2015 is election time in Canada. Anyone who follows the back-and-forth in Ottawa already knows that this year’s campaign is gearing up to be one of the most exciting—and one of the longest—in recent memory. What’s emerging are very clear—and very different—visions for this country.
But most Canadians don’t follow the back-and-forth. Most Canadians find our politics boring at best and irrelevant at worst. Nearly 40% of Canadians didn’t bother to vote in the 2011 election. Explanations aside (that’s another topic for another blog), this time around, political parties will be looking for new ways to engage voters. They all know that the right combination of engagement and inspiration will be key to forming the next government.
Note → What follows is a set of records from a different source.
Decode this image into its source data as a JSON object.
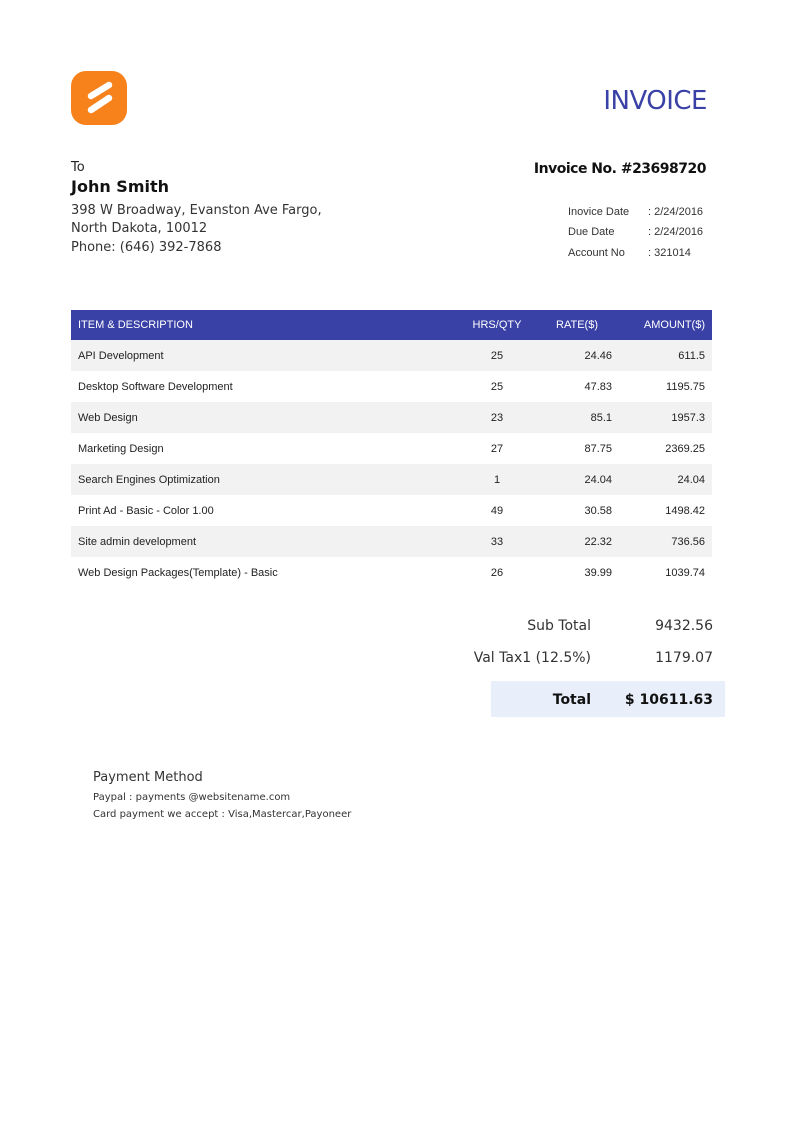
{
  "colors": {
    "brand_orange": "#f7811b",
    "accent_blue": "#3a41a6",
    "total_bg": "#e8eefa"
  },
  "logo": {
    "icon": "s-logo-icon"
  },
  "title": "INVOICE",
  "client": {
    "to_label": "To",
    "name": "John Smith",
    "address_line1": "398 W Broadway, Evanston Ave Fargo,",
    "address_line2": "North Dakota, 10012",
    "phone": "Phone: (646) 392-7868"
  },
  "invoice": {
    "number": "Invoice No. #23698720",
    "fields": [
      {
        "label": "Inovice Date",
        "value": ": 2/24/2016"
      },
      {
        "label": "Due Date",
        "value": ": 2/24/2016"
      },
      {
        "label": "Account No",
        "value": ": 321014"
      }
    ]
  },
  "table": {
    "headers": {
      "description": "ITEM & DESCRIPTION",
      "qty": "HRS/QTY",
      "rate": "RATE($)",
      "amount": "AMOUNT($)"
    },
    "rows": [
      {
        "description": "API Development",
        "qty": "25",
        "rate": "24.46",
        "amount": "611.5"
      },
      {
        "description": "Desktop Software Development",
        "qty": "25",
        "rate": "47.83",
        "amount": "1195.75"
      },
      {
        "description": "Web Design",
        "qty": "23",
        "rate": "85.1",
        "amount": "1957.3"
      },
      {
        "description": "Marketing Design",
        "qty": "27",
        "rate": "87.75",
        "amount": "2369.25"
      },
      {
        "description": "Search Engines Optimization",
        "qty": "1",
        "rate": "24.04",
        "amount": "24.04"
      },
      {
        "description": "Print Ad - Basic - Color 1.00",
        "qty": "49",
        "rate": "30.58",
        "amount": "1498.42"
      },
      {
        "description": "Site admin development",
        "qty": "33",
        "rate": "22.32",
        "amount": "736.56"
      },
      {
        "description": "Web Design Packages(Template) - Basic",
        "qty": "26",
        "rate": "39.99",
        "amount": "1039.74"
      }
    ]
  },
  "summary": {
    "subtotal_label": "Sub Total",
    "subtotal_value": "9432.56",
    "tax_label": "Val Tax1 (12.5%)",
    "tax_value": "1179.07",
    "total_label": "Total",
    "total_value": "$ 10611.63"
  },
  "payment": {
    "title": "Payment Method",
    "paypal": "Paypal : payments @websitename.com",
    "cards": "Card payment we accept : Visa,Mastercar,Payoneer"
  }
}
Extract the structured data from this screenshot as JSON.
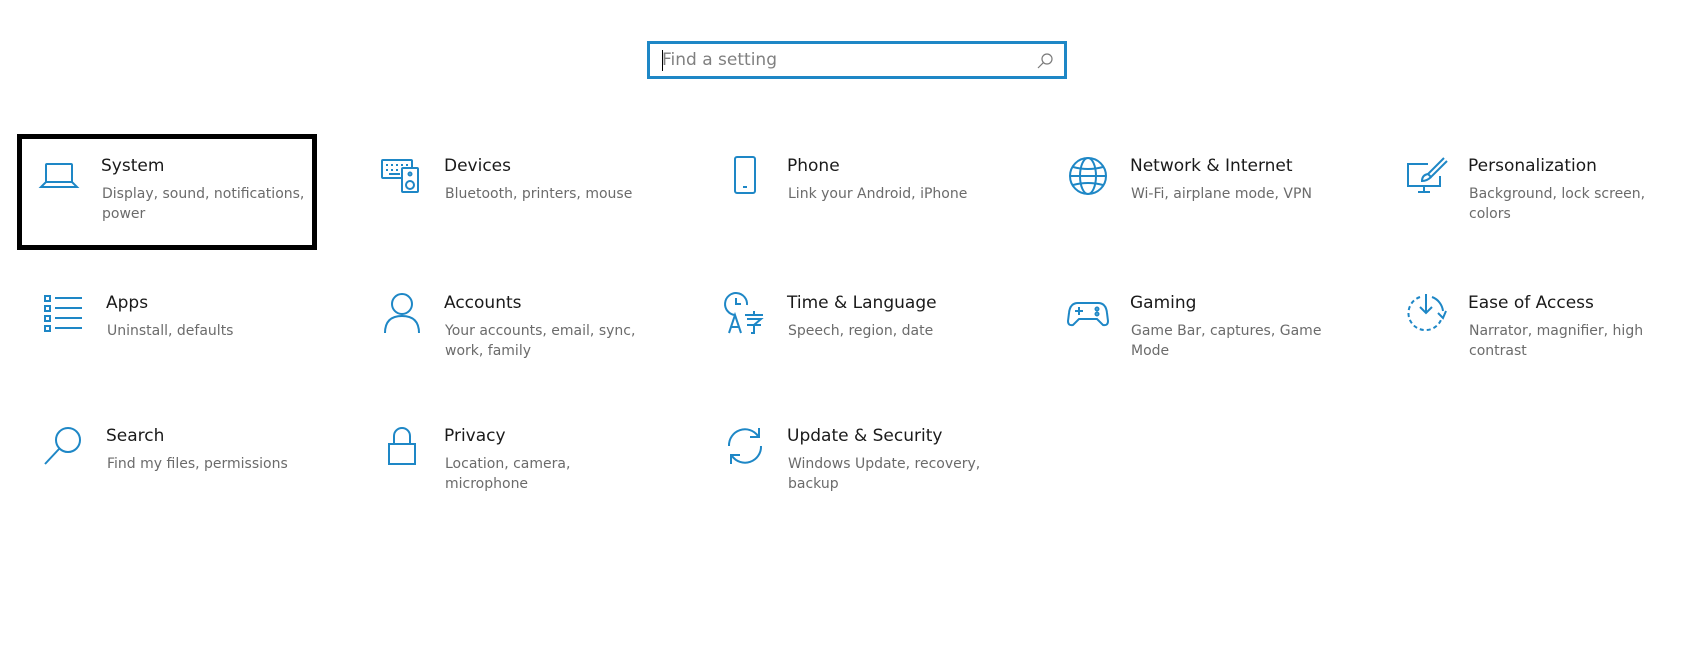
{
  "search": {
    "placeholder": "Find a setting",
    "value": ""
  },
  "accent_color": "#1e87c6",
  "focus_color": "#000000",
  "tiles": [
    {
      "title": "System",
      "desc": "Display, sound, notifications, power",
      "icon": "laptop-icon",
      "focused": true
    },
    {
      "title": "Devices",
      "desc": "Bluetooth, printers, mouse",
      "icon": "keyboard-speaker-icon"
    },
    {
      "title": "Phone",
      "desc": "Link your Android, iPhone",
      "icon": "phone-icon"
    },
    {
      "title": "Network & Internet",
      "desc": "Wi-Fi, airplane mode, VPN",
      "icon": "globe-icon"
    },
    {
      "title": "Personalization",
      "desc": "Background, lock screen, colors",
      "icon": "paint-brush-icon"
    },
    {
      "title": "Apps",
      "desc": "Uninstall, defaults",
      "icon": "apps-list-icon"
    },
    {
      "title": "Accounts",
      "desc": "Your accounts, email, sync, work, family",
      "icon": "person-icon"
    },
    {
      "title": "Time & Language",
      "desc": "Speech, region, date",
      "icon": "time-language-icon"
    },
    {
      "title": "Gaming",
      "desc": "Game Bar, captures, Game Mode",
      "icon": "gamepad-icon"
    },
    {
      "title": "Ease of Access",
      "desc": "Narrator, magnifier, high contrast",
      "icon": "ease-of-access-icon"
    },
    {
      "title": "Search",
      "desc": "Find my files, permissions",
      "icon": "magnifier-icon"
    },
    {
      "title": "Privacy",
      "desc": "Location, camera, microphone",
      "icon": "lock-icon"
    },
    {
      "title": "Update & Security",
      "desc": "Windows Update, recovery, backup",
      "icon": "sync-arrows-icon"
    }
  ]
}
Enter social media. As Brad Lavigne recently wrote, the 2015 election will be the first election in our history to fully harness the power of social media. From recruiting volunteers and mobilizing supporters, this year—like never before—democracy is coming to your smart phone or tablet.
I worked a central campaign in the 2011 election and I don’t remember social media playing nearly the role it’s expected to this time. It was there, of course, and we used it regularly. But this time, it could be a difference-maker. We’ve already read in this course how Barack Obama’s campaigns have used social media in new and brilliant ways. It’s no surprise, then, that both the New Democrats and the Liberals have hired Obama’s social media experts for their own campaigns.
Social media isn’t a fad, either. It’s going to fundamentally change how parties fight elections. There was a time when reaching out to voters was timely and costly. Maybe it meant a pricey television ad. Maybe it meant holding a press conference and hoping that journalists write what you want them to write. Maybe it meant mobilizing hundreds of volunteers to go door-to-door. Now, in addition to all that, parties can reach millions of Canadians on Facebook and Twitter—directly and without filter—with little or no cost at all. And they can do it from their Ottawa offices.
Like advertisers, political parties will be able to use social media to paint a pretty accurate picture of Canadians. Where you are, who you are and what you care about are all there for the taking. As Lavigne writes, political parties will be able to use social media to reach out and engage in a very personalized way.
Of course, none of this is meant to replace traditional campaign tools. Instead, social media will supplement and enhance a party’s strengths and weaknesses. Parties will still need good ideas and messages that resonate. And they’ll still need to avoid costly missteps. Today, even the smallest mistake can go viral and make national headlines.
Considering the dismal voter turnout we have in Canada, I’m all for anything that engages. None of the problems that exist in our politics today can be fixed if Canadians don’t care—if they don’t demand better. So the question is, will social media make you more engaged in the 2015 federal election?